The high temperature CP-restoring phase transition at theta = pi

TL;DR

This paper compares the CP-restoring phase transition at theta = pi at high temperature using NJL and linear sigma models, revealing that a non-analytic vacuum term in NJL models crucially influences the transition's nature.

Contribution

It identifies the impact of a non-analytic vacuum term in the NJL model on the order of the CP-restoring phase transition at high temperature.

Findings

NJL model predicts a different transition order than the linear sigma model.

The non-analytic vacuum term is key to the transition's qualitative behavior.

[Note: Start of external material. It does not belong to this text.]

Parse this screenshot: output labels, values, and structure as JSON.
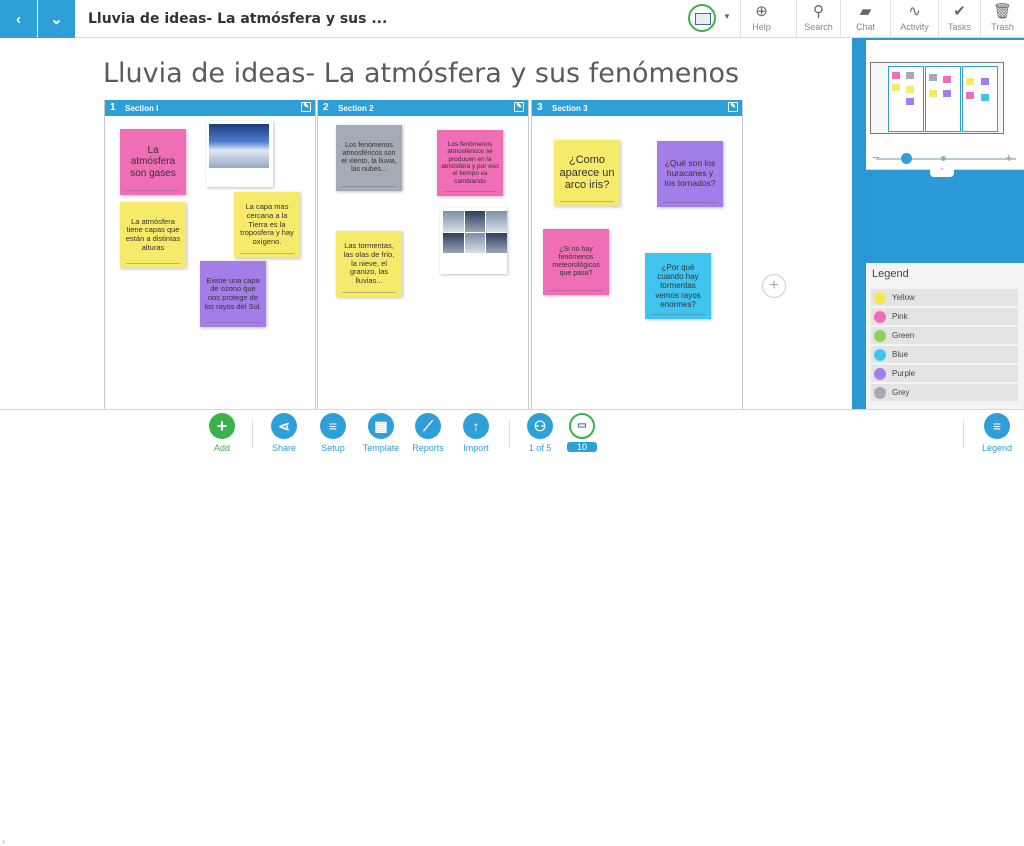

Absence of explicit CP violation affects the phase transition characteristics.

Abstract

The CP-restoring phase transition at theta = pi and high temperature is investigated using two related models that aim to describe the low-energy phenomenology of QCD, the NJL model and the linear sigma model coupled to quarks. Despite many similarities between the models, different predictions for the order of the phase transition result. Using the Landau-Ginzburg formalism, the origin of this difference is traced back to a non-analytic vacuum term at zero temperature that is present in the NJL model, but usually not included in the linear sigma model. Due to the absence of explicit CP violation, this term always alters the qualitative aspects of the high temperature phase transition at theta = pi, just as for theta = 0 in the chiral limit.